A qualidade dos cuidados que a criança recebe dos pais é de suma importância para o seu desenvolvimento futuro, sendo que o estabelecimento do vínculo é influenciado pelo contato físico pele-a-pele, contato visual e amamentação (KFAUS; KENNEFL, 1982). O acolhimento e o cuidado a essas crianças e as suas famílias são essenciais para que se conquiste o maior ganho funcional possível nos primeiros anos de vida, fase em que a formação de habilidades primordiais e a plasticidade neuronal estão fortemente presentes, proporcionando amplitude e flexibilidade para progressão do desenvolvimento nas áreas motoras, cognitiva e de linguagem (MARIA-MENGEL; LINHARES, 2007).

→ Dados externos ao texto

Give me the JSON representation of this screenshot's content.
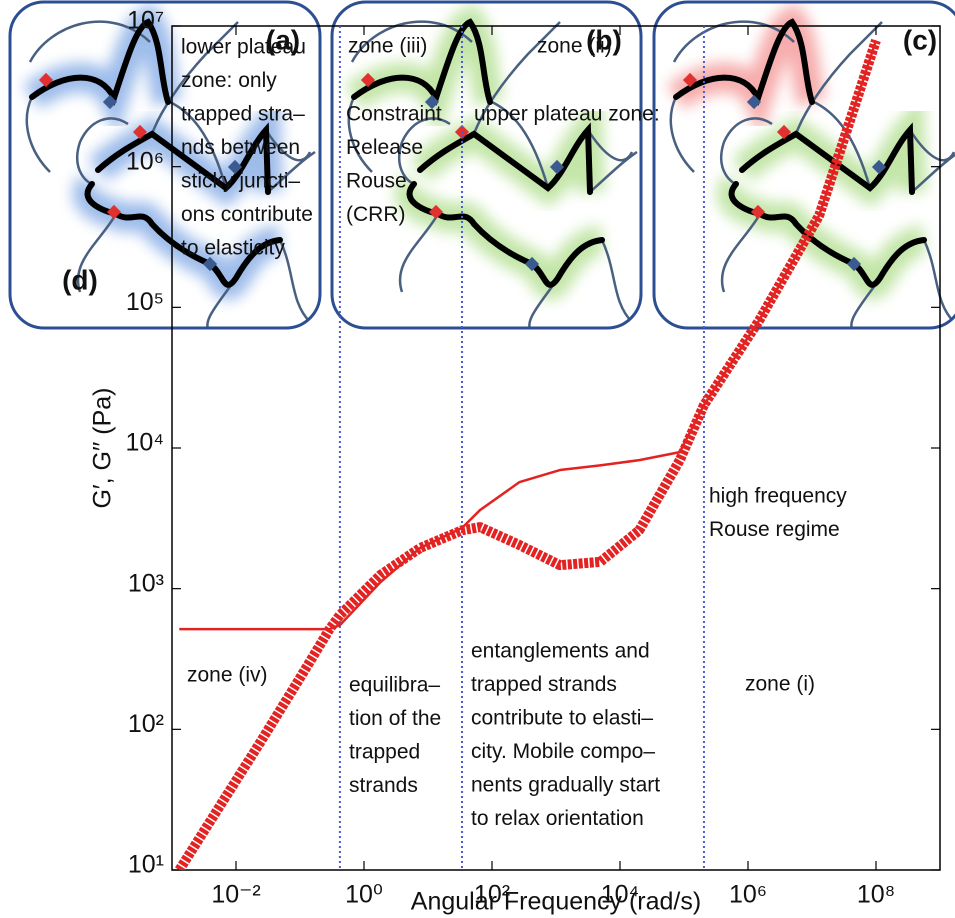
{
  "panel_labels": [
    "(a)",
    "(b)",
    "(c)"
  ],
  "chart_data": {
    "type": "line",
    "panel_label": "(d)",
    "xlabel": "Angular Frequency (rad/s)",
    "ylabel": "G′, G′′ (Pa)",
    "xscale": "log",
    "yscale": "log",
    "xlim": [
      0.001,
      1000000000
    ],
    "ylim": [
      10,
      10000000
    ],
    "xticks": [
      {
        "value": 0.01,
        "label": "10⁻²"
      },
      {
        "value": 1,
        "label": "10⁰"
      },
      {
        "value": 100,
        "label": "10²"
      },
      {
        "value": 10000,
        "label": "10⁴"
      },
      {
        "value": 1000000,
        "label": "10⁶"
      },
      {
        "value": 100000000,
        "label": "10⁸"
      }
    ],
    "yticks": [
      {
        "value": 10,
        "label": "10¹"
      },
      {
        "value": 100,
        "label": "10²"
      },
      {
        "value": 1000,
        "label": "10³"
      },
      {
        "value": 10000,
        "label": "10⁴"
      },
      {
        "value": 100000,
        "label": "10⁵"
      },
      {
        "value": 1000000,
        "label": "10⁶"
      },
      {
        "value": 10000000,
        "label": "10⁷"
      }
    ],
    "grid": false,
    "x": [
      0.0013,
      0.0056,
      0.024,
      0.1,
      0.29,
      0.42,
      1.8,
      7.5,
      34,
      65,
      270,
      1150,
      4900,
      20000,
      86000,
      205000,
      1500000,
      13000000,
      100000000
    ],
    "series": [
      {
        "color": "#e32222",
        "marker": "none",
        "values": [
          516,
          516,
          516,
          516,
          516,
          551,
          1110,
          1945,
          2700,
          3620,
          5730,
          6970,
          7530,
          8200,
          9350,
          20200,
          81000,
          452000,
          7900000
        ]
      },
      {
        "color": "#e32222",
        "marker": "x",
        "values": [
          10,
          28.5,
          81,
          232,
          516,
          649,
          1250,
          1945,
          2600,
          2740,
          2040,
          1470,
          1550,
          2600,
          8200,
          20200,
          81000,
          452000,
          7900000
        ]
      }
    ],
    "zone_boundaries": [
      0.42,
      34,
      205000
    ],
    "zone_boundary_color": "#4a5bd4",
    "annotations": [
      [
        "lower plateau",
        "zone: only",
        "trapped stra–",
        "nds between",
        "sticky juncti–",
        "ons contribute",
        "to elasticity"
      ],
      [
        "zone (iii)"
      ],
      [
        "Constraint",
        "Release",
        "Rouse",
        "(CRR)"
      ],
      [
        "zone (ii)"
      ],
      [
        "upper plateau zone:"
      ],
      [
        "high frequency",
        "Rouse regime"
      ],
      [
        "zone (iv)"
      ],
      [
        "entanglements and",
        "trapped strands",
        "contribute to elasti–",
        "city. Mobile compo–",
        "nents gradually start",
        "to relax orientation"
      ],
      [
        "zone (i)"
      ],
      [
        "equilibra–",
        "tion of the",
        "trapped",
        "strands"
      ]
    ]
  }
}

A qualidade do ambiente familiar e educacional que se pode oferecer à criança, desde seu nascimento, tem efeito posterior nas distintas etapas do desenvolvimento infantil (SHONKOFF; MEISELS, 2000). Um cuidado inadequado pode levar a uma situação de risco ou atraso evolutivo (GURALNICK, 1997). Pensa-se, então, em prevenção em todos os níveis (OMS, 1980): da prevenção primária, antes de qualquer indício de deficiência, risco ou atraso; da prevenção secundária, quando há algum indício de deficiência, risco ou atraso; e da prevenção terciária, que trata de minimizar os efeitos e reduzir ao máximo o transtorno ou deficiência constatada.
A vertente preventiva da Intervenção Precoce é fazer com que as crianças que apresentam transtornos em seu desenvolvimento ou possuem o risco de vir a apresentá-los, recebam a assistência necessária para promover e potencializar o seu desenvolvimento, possibilitando-lhes sua integração no ambiente familiar, escolar e social, assim como sua autonomia pessoal (GAT, 2000). A atenção precoce, por sua vez, não pode ser vista, exclusivamente, sob a vertente da reabilitação, da intervenção psicossocial ou da educação. Todavia, deve fazer parte de um processo integral que tem como fim último o desenvolvimento harmônico de crianças integradas aos contextos em que vivem.
A estimulação precoce pode ser definida como um programa de acompanhamento e intervenção clínico-terapêutica multiprofissional com bebês de alto risco e com crianças pequenas acometidas por patologias orgânicas, buscando o melhor desenvolvimento possível, por meio da mitigação de sequelas do desenvolvimento neuropsicomotor, bem como de efeitos na aquisição da linguagem, na socialização e na estruturação subjetiva, podendo contribuir, inclusive, na estruturação do vínculo mãe/bebê e na compreensão e no acolhimento familiar dessas crianças (Ministério da Saúde. Secretaria de Atenção à Saúde, 2016, p. 08)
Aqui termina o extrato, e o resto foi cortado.